Ignore invalid vector data

  • Controls how the system handles abnormal vectors—such as mismatched dimensions or empty values—during full or incremental index building.

  • Recommendations:

    Option

    Behavior

    Recommended scenario

    true

    Skips rows with invalid vectors. Index building continues. A warning appears in the logs.

    Development and testing. Helps debug quickly without letting a few dirty records break the entire job.

    false

    Stops index building and returns an error on any invalid vector.

    Production environments. Ensures data quality and prevents silent data loss. Use with upstream data cleaning workflows.

Real-time indexing parameters

  • Tunes how real-time data streams are processed after real-time indexing is enabled.

  • Example: {"proxima.oswg.streamer.segment_size":2048}

  • Explanation: The proxima.oswg.streamer.segment_size parameter controls how many records accumulate in memory before being flushed to a small in-memory segment (Segment).
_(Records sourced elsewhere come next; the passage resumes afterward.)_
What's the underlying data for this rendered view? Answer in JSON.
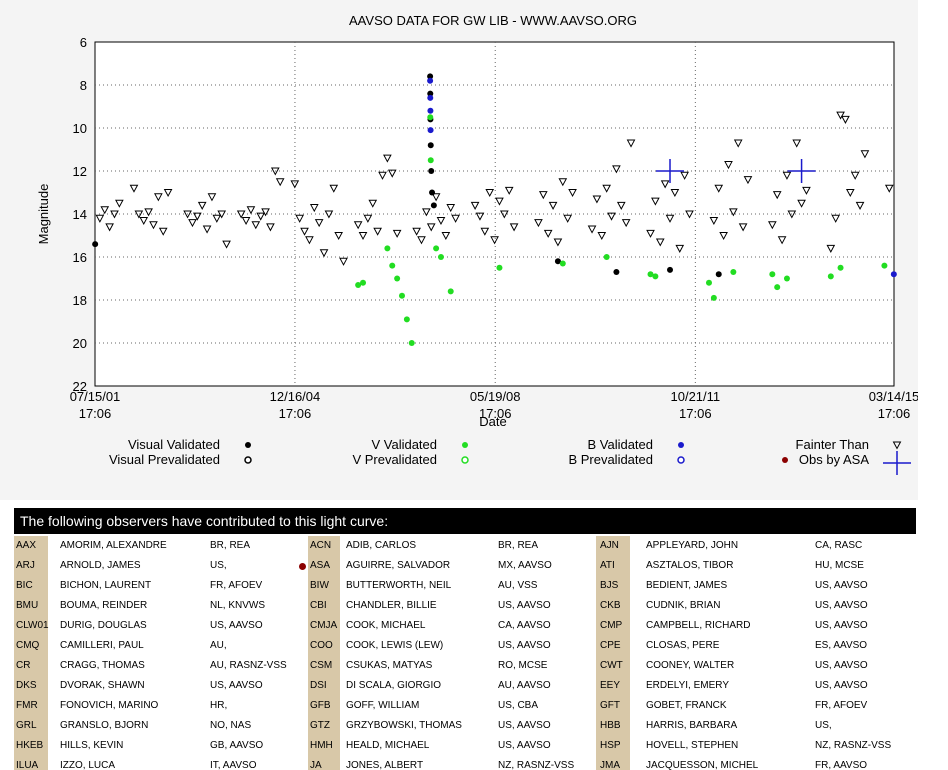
{
  "chart_data": {
    "type": "scatter",
    "title": "AAVSO DATA FOR GW LIB - WWW.AAVSO.ORG",
    "ylabel": "Magnitude",
    "xlabel": "Date",
    "x_ticks": [
      "07/15/01 17:06",
      "12/16/04 17:06",
      "05/19/08 17:06",
      "10/21/11 17:06",
      "03/14/15 17:06"
    ],
    "xlim": [
      "2001-07-15",
      "2015-03-14"
    ],
    "ylim": [
      22,
      6
    ],
    "y_inverted": true,
    "y_ticks": [
      6,
      8,
      10,
      12,
      14,
      16,
      18,
      20,
      22
    ],
    "grid": true,
    "series": [
      {
        "name": "Fainter Than",
        "marker": "open-triangle-down",
        "color": "#000000",
        "points": [
          [
            "2001-08",
            "14.2"
          ],
          [
            "2001-09",
            "13.8"
          ],
          [
            "2001-10",
            "14.6"
          ],
          [
            "2001-11",
            "14.0"
          ],
          [
            "2001-12",
            "13.5"
          ],
          [
            "2002-03",
            "12.8"
          ],
          [
            "2002-04",
            "14.0"
          ],
          [
            "2002-05",
            "14.3"
          ],
          [
            "2002-06",
            "13.9"
          ],
          [
            "2002-07",
            "14.5"
          ],
          [
            "2002-08",
            "13.2"
          ],
          [
            "2002-09",
            "14.8"
          ],
          [
            "2002-10",
            "13.0"
          ],
          [
            "2003-02",
            "14.0"
          ],
          [
            "2003-03",
            "14.4"
          ],
          [
            "2003-04",
            "14.1"
          ],
          [
            "2003-05",
            "13.6"
          ],
          [
            "2003-06",
            "14.7"
          ],
          [
            "2003-07",
            "13.2"
          ],
          [
            "2003-08",
            "14.2"
          ],
          [
            "2003-09",
            "14.0"
          ],
          [
            "2003-10",
            "15.4"
          ],
          [
            "2004-01",
            "14.0"
          ],
          [
            "2004-02",
            "14.3"
          ],
          [
            "2004-03",
            "13.8"
          ],
          [
            "2004-04",
            "14.5"
          ],
          [
            "2004-05",
            "14.1"
          ],
          [
            "2004-06",
            "13.9"
          ],
          [
            "2004-07",
            "14.6"
          ],
          [
            "2004-08",
            "12.0"
          ],
          [
            "2004-09",
            "12.5"
          ],
          [
            "2004-12",
            "12.6"
          ],
          [
            "2005-01",
            "14.2"
          ],
          [
            "2005-02",
            "14.8"
          ],
          [
            "2005-03",
            "15.2"
          ],
          [
            "2005-04",
            "13.7"
          ],
          [
            "2005-05",
            "14.4"
          ],
          [
            "2005-06",
            "15.8"
          ],
          [
            "2005-07",
            "14.0"
          ],
          [
            "2005-08",
            "12.8"
          ],
          [
            "2005-09",
            "15.0"
          ],
          [
            "2005-10",
            "16.2"
          ],
          [
            "2006-01",
            "14.5"
          ],
          [
            "2006-02",
            "15.0"
          ],
          [
            "2006-03",
            "14.2"
          ],
          [
            "2006-04",
            "13.5"
          ],
          [
            "2006-05",
            "14.8"
          ],
          [
            "2006-06",
            "12.2"
          ],
          [
            "2006-07",
            "11.4"
          ],
          [
            "2006-08",
            "12.1"
          ],
          [
            "2006-09",
            "14.9"
          ],
          [
            "2007-01",
            "14.8"
          ],
          [
            "2007-02",
            "15.2"
          ],
          [
            "2007-03",
            "13.9"
          ],
          [
            "2007-04",
            "14.6"
          ],
          [
            "2007-05",
            "13.2"
          ],
          [
            "2007-06",
            "14.3"
          ],
          [
            "2007-07",
            "15.0"
          ],
          [
            "2007-08",
            "13.7"
          ],
          [
            "2007-09",
            "14.2"
          ],
          [
            "2008-01",
            "13.6"
          ],
          [
            "2008-02",
            "14.1"
          ],
          [
            "2008-03",
            "14.8"
          ],
          [
            "2008-04",
            "13.0"
          ],
          [
            "2008-05",
            "15.2"
          ],
          [
            "2008-06",
            "13.4"
          ],
          [
            "2008-07",
            "14.0"
          ],
          [
            "2008-08",
            "12.9"
          ],
          [
            "2008-09",
            "14.6"
          ],
          [
            "2009-02",
            "14.4"
          ],
          [
            "2009-03",
            "13.1"
          ],
          [
            "2009-04",
            "14.9"
          ],
          [
            "2009-05",
            "13.6"
          ],
          [
            "2009-06",
            "15.3"
          ],
          [
            "2009-07",
            "12.5"
          ],
          [
            "2009-08",
            "14.2"
          ],
          [
            "2009-09",
            "13.0"
          ],
          [
            "2010-01",
            "14.7"
          ],
          [
            "2010-02",
            "13.3"
          ],
          [
            "2010-03",
            "15.0"
          ],
          [
            "2010-04",
            "12.8"
          ],
          [
            "2010-05",
            "14.1"
          ],
          [
            "2010-06",
            "11.9"
          ],
          [
            "2010-07",
            "13.6"
          ],
          [
            "2010-08",
            "14.4"
          ],
          [
            "2010-09",
            "10.7"
          ],
          [
            "2011-01",
            "14.9"
          ],
          [
            "2011-02",
            "13.4"
          ],
          [
            "2011-03",
            "15.3"
          ],
          [
            "2011-04",
            "12.6"
          ],
          [
            "2011-05",
            "14.2"
          ],
          [
            "2011-06",
            "13.0"
          ],
          [
            "2011-07",
            "15.6"
          ],
          [
            "2011-08",
            "12.2"
          ],
          [
            "2011-09",
            "14.0"
          ],
          [
            "2012-02",
            "14.3"
          ],
          [
            "2012-03",
            "12.8"
          ],
          [
            "2012-04",
            "15.0"
          ],
          [
            "2012-05",
            "11.7"
          ],
          [
            "2012-06",
            "13.9"
          ],
          [
            "2012-07",
            "10.7"
          ],
          [
            "2012-08",
            "14.6"
          ],
          [
            "2012-09",
            "12.4"
          ],
          [
            "2013-02",
            "14.5"
          ],
          [
            "2013-03",
            "13.1"
          ],
          [
            "2013-04",
            "15.2"
          ],
          [
            "2013-05",
            "12.2"
          ],
          [
            "2013-06",
            "14.0"
          ],
          [
            "2013-07",
            "10.7"
          ],
          [
            "2013-08",
            "13.5"
          ],
          [
            "2013-09",
            "12.9"
          ],
          [
            "2014-02",
            "15.6"
          ],
          [
            "2014-03",
            "14.2"
          ],
          [
            "2014-04",
            "9.4"
          ],
          [
            "2014-05",
            "9.6"
          ],
          [
            "2014-06",
            "13.0"
          ],
          [
            "2014-07",
            "12.2"
          ],
          [
            "2014-08",
            "13.6"
          ],
          [
            "2014-09",
            "11.2"
          ],
          [
            "2015-02",
            "12.8"
          ]
        ]
      },
      {
        "name": "Visual Validated",
        "marker": "filled-circle",
        "color": "#000000",
        "points": [
          [
            "2001-07-16",
            "15.4"
          ],
          [
            "2007-04-08",
            "7.6"
          ],
          [
            "2007-04-09",
            "8.4"
          ],
          [
            "2007-04-10",
            "9.6"
          ],
          [
            "2007-04-12",
            "10.8"
          ],
          [
            "2007-04-15",
            "12.0"
          ],
          [
            "2007-04-20",
            "13.0"
          ],
          [
            "2007-05-01",
            "13.6"
          ],
          [
            "2009-06",
            "16.2"
          ],
          [
            "2010-06",
            "16.7"
          ],
          [
            "2011-05",
            "16.6"
          ],
          [
            "2012-03",
            "16.8"
          ]
        ]
      },
      {
        "name": "V Validated",
        "marker": "filled-circle",
        "color": "#22dd22",
        "points": [
          [
            "2006-01",
            "17.3"
          ],
          [
            "2006-02",
            "17.2"
          ],
          [
            "2006-07",
            "15.6"
          ],
          [
            "2006-08",
            "16.4"
          ],
          [
            "2006-09",
            "17.0"
          ],
          [
            "2006-10",
            "17.8"
          ],
          [
            "2006-11",
            "18.9"
          ],
          [
            "2006-12",
            "20.0"
          ],
          [
            "2007-04-09",
            "9.5"
          ],
          [
            "2007-04-12",
            "11.5"
          ],
          [
            "2007-05",
            "15.6"
          ],
          [
            "2007-06",
            "16.0"
          ],
          [
            "2007-08",
            "17.6"
          ],
          [
            "2008-06",
            "16.5"
          ],
          [
            "2009-07",
            "16.3"
          ],
          [
            "2010-04",
            "16.0"
          ],
          [
            "2011-01",
            "16.8"
          ],
          [
            "2011-02",
            "16.9"
          ],
          [
            "2012-01",
            "17.2"
          ],
          [
            "2012-02",
            "17.9"
          ],
          [
            "2012-06",
            "16.7"
          ],
          [
            "2013-02",
            "16.8"
          ],
          [
            "2013-03",
            "17.4"
          ],
          [
            "2013-05",
            "17.0"
          ],
          [
            "2014-02",
            "16.9"
          ],
          [
            "2014-04",
            "16.5"
          ],
          [
            "2015-01",
            "16.4"
          ]
        ]
      },
      {
        "name": "B Validated",
        "marker": "filled-circle",
        "color": "#1a1acc",
        "points": [
          [
            "2007-04-08",
            "7.8"
          ],
          [
            "2007-04-09",
            "8.6"
          ],
          [
            "2007-04-10",
            "9.2"
          ],
          [
            "2007-04-11",
            "10.1"
          ],
          [
            "2015-03-13",
            "16.8"
          ]
        ]
      },
      {
        "name": "Obs by ASA",
        "marker": "cross",
        "color": "#1a1acc",
        "points": [
          [
            "2011-05",
            "12.0"
          ],
          [
            "2013-08",
            "12.0"
          ]
        ]
      }
    ],
    "legend": {
      "col1": [
        {
          "label": "Visual Validated",
          "marker": "filled-black"
        },
        {
          "label": "Visual Prevalidated",
          "marker": "open-black"
        }
      ],
      "col2": [
        {
          "label": "V Validated",
          "marker": "filled-green"
        },
        {
          "label": "V Prevalidated",
          "marker": "open-green"
        }
      ],
      "col3": [
        {
          "label": "B Validated",
          "marker": "filled-blue"
        },
        {
          "label": "B Prevalidated",
          "marker": "open-blue"
        }
      ],
      "col4": [
        {
          "label": "Fainter Than",
          "marker": "triangle"
        },
        {
          "label": "Obs by ASA",
          "marker": "cross"
        }
      ]
    }
  },
  "observers_section": {
    "heading": "The following observers have contributed to this light curve:",
    "rows": [
      [
        [
          "AAX",
          "AMORIM, ALEXANDRE",
          "BR, REA"
        ],
        [
          "ACN",
          "ADIB, CARLOS",
          "BR, REA"
        ],
        [
          "AJN",
          "APPLEYARD, JOHN",
          "CA, RASC"
        ]
      ],
      [
        [
          "ARJ",
          "ARNOLD, JAMES",
          "US,"
        ],
        [
          "ASA",
          "AGUIRRE, SALVADOR",
          "MX, AAVSO"
        ],
        [
          "ATI",
          "ASZTALOS, TIBOR",
          "HU, MCSE"
        ]
      ],
      [
        [
          "BIC",
          "BICHON, LAURENT",
          "FR, AFOEV"
        ],
        [
          "BIW",
          "BUTTERWORTH, NEIL",
          "AU, VSS"
        ],
        [
          "BJS",
          "BEDIENT, JAMES",
          "US, AAVSO"
        ]
      ],
      [
        [
          "BMU",
          "BOUMA, REINDER",
          "NL, KNVWS"
        ],
        [
          "CBI",
          "CHANDLER, BILLIE",
          "US, AAVSO"
        ],
        [
          "CKB",
          "CUDNIK, BRIAN",
          "US, AAVSO"
        ]
      ],
      [
        [
          "CLW01",
          "DURIG, DOUGLAS",
          "US, AAVSO"
        ],
        [
          "CMJA",
          "COOK, MICHAEL",
          "CA, AAVSO"
        ],
        [
          "CMP",
          "CAMPBELL, RICHARD",
          "US, AAVSO"
        ]
      ],
      [
        [
          "CMQ",
          "CAMILLERI, PAUL",
          "AU,"
        ],
        [
          "COO",
          "COOK, LEWIS (LEW)",
          "US, AAVSO"
        ],
        [
          "CPE",
          "CLOSAS, PERE",
          "ES, AAVSO"
        ]
      ],
      [
        [
          "CR",
          "CRAGG, THOMAS",
          "AU, RASNZ-VSS"
        ],
        [
          "CSM",
          "CSUKAS, MATYAS",
          "RO, MCSE"
        ],
        [
          "CWT",
          "COONEY, WALTER",
          "US, AAVSO"
        ]
      ],
      [
        [
          "DKS",
          "DVORAK, SHAWN",
          "US, AAVSO"
        ],
        [
          "DSI",
          "DI SCALA, GIORGIO",
          "AU, AAVSO"
        ],
        [
          "EEY",
          "ERDELYI, EMERY",
          "US, AAVSO"
        ]
      ],
      [
        [
          "FMR",
          "FONOVICH, MARINO",
          "HR,"
        ],
        [
          "GFB",
          "GOFF, WILLIAM",
          "US, CBA"
        ],
        [
          "GFT",
          "GOBET, FRANCK",
          "FR, AFOEV"
        ]
      ],
      [
        [
          "GRL",
          "GRANSLO, BJORN",
          "NO, NAS"
        ],
        [
          "GTZ",
          "GRZYBOWSKI, THOMAS",
          "US, AAVSO"
        ],
        [
          "HBB",
          "HARRIS, BARBARA",
          "US,"
        ]
      ],
      [
        [
          "HKEB",
          "HILLS, KEVIN",
          "GB, AAVSO"
        ],
        [
          "HMH",
          "HEALD, MICHAEL",
          "US, AAVSO"
        ],
        [
          "HSP",
          "HOVELL, STEPHEN",
          "NZ, RASNZ-VSS"
        ]
      ],
      [
        [
          "ILUA",
          "IZZO, LUCA",
          "IT, AAVSO"
        ],
        [
          "JA",
          "JONES, ALBERT",
          "NZ, RASNZ-VSS"
        ],
        [
          "JMA",
          "JACQUESSON, MICHEL",
          "FR, AAVSO"
        ]
      ]
    ]
  }
}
  • Tuning recommendations:

    • High write QPS: Increase this value (for example, to 4096) to reduce the number of segments in memory and lower index management overhead. This slightly increases the delay between write and query availability.

    • Low write QPS: Keep the default value 2048, or decrease it slightly, to make newly written data available for queries faster.

Real-time retrieval parameters

  • Dynamically adjusts search behavior per index algorithm to balance recall and latency. Keys and values depend on the selected vector index algorithm.

  • General note: These parameters usually control search scope. For example, with HNSW, the ef parameter sets how many neighbor nodes to traverse during search. A larger ef improves recall but increases latency.

  • Example (HNSW):

    • {"searcher_name":"HNSW", "ef":200}

    • The ef value typically ranges from k (the number of top-K results requested) to 4096. Start testing at 100 and adjust based on your recall and latency requirements.

Vector separator

  • Specifies the delimiter between vector dimensions in string-formatted vector data.

  • Example: In 1.05,0.15,0.14, the delimiter is a comma (,). This is the default. You rarely need to change it.